Last Updated: Wednesday, June 2, 2004 | 8:35 AM PT

Aboriginal and women's groups say former judge David Ramsay's attacks on young aboriginal women highlight the big problem of child sex abuse.

Ramsay was sentenced Tuesday to seven years in jail for sexually assaulting four teenaged prostitutes – one as young as 12 years old.

Ex-judge David Ramsay
Ex-judge David Ramsay

Ramsay had admitted he had picked up the young aboriginal women on the streets of Prince George and taken them into the woods where he paid for sex.

Several times the encounters turned violent. On one occasion he smashed a 16-year-old's head into the dashboard, and then sexually assaulted her when she tried to get him to use a condom.

Community activists outside Prince George courthouse
Community activists outside Prince George courthouse

The four victims were all addicted to drugs and worked as prostitutes in Prince George. And three of them had appeared in Ramsay's courtroom before and after the assaults.
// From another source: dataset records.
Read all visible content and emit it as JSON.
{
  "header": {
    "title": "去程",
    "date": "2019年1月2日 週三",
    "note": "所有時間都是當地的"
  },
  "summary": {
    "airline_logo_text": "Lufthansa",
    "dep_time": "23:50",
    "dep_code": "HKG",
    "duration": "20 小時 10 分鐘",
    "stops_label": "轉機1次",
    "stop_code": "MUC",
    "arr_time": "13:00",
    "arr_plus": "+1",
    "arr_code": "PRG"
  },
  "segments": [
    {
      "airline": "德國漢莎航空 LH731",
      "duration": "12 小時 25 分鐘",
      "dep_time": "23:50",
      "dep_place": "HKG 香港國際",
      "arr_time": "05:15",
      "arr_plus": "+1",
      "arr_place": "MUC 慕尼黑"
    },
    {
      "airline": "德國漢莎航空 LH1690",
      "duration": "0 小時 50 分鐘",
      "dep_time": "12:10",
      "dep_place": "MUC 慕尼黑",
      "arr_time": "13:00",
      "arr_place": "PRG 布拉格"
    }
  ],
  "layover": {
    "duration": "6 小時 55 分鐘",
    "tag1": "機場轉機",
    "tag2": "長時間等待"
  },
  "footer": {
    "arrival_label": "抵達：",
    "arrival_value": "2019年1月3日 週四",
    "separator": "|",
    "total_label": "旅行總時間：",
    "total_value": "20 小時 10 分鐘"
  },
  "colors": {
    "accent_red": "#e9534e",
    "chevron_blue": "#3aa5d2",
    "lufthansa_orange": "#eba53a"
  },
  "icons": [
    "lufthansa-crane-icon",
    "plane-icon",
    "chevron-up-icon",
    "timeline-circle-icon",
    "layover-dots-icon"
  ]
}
Calling Ramsay's actions "utterly reprehensible," B.C. Supreme Court Associate Chief Justice Patrick Dohm handed down the seven-year sentence – which is two years longer than the Crown was asking for.




But the president of the Native Women's Association, Terry Brown, says it still wasn't enough.

"We need to call this case what it is. It's about raping babies. The youngest girl was 12 years old. She was a child.

"This doesn't give out a strong enough message. and it's not the end of it," says Brown. "We need to press for an inquiry."

Clare Johnson, who speaks for several Prince George groups that work with abused women and teens, says paying teenage girls for sex is the same as child abuse.

"This is a crime that continues to impact our community on multiple levels.

"It is only due to the public profile and status of this predatory sex offender that this case has garnered this amount of attention," she says.

Long-time First Nations leader Bill Wilson says the sentence – and the entire ordeal – are a testament to the strength of the four victims.

"The courage of those women to come forward in the face of intimidation, breach of trust authority and public rebuke is the real story here," he says.

Wilson says he hopes the case will serve as an example of what can happen when aboriginal women stand up and demand justice.

Sentence triggers legal debate

Retired Provincial Court judge Wallace Craig is questioning why Ramsay received only half the maximum penalty allowed for his crimes.

Craig says this case cries out for the maximum penalty of 14 years in prison. And he says he was astounded to hear the Crown was seeking only a five-year prison term.

"It puts a judge in a difficult position, and he put Judge Dohm in the position where he had to give some explanation of why he was going beyond the Crown's range," he says.

But a past president of the Canadian Bar Association says the seven-year sentence is fair.

Simon Potter says Dohm "did his job well in balancing a number of factors he must keep in mind.

"He obviously took into account the enormous amount of humiliation that the accused had already suffered and he came out with a sentence that clearly expresses society's intolerance, total intolerance," he says.

Potter says the maximum penalty of 14 years is the kind of sentence generally reserved for murderers.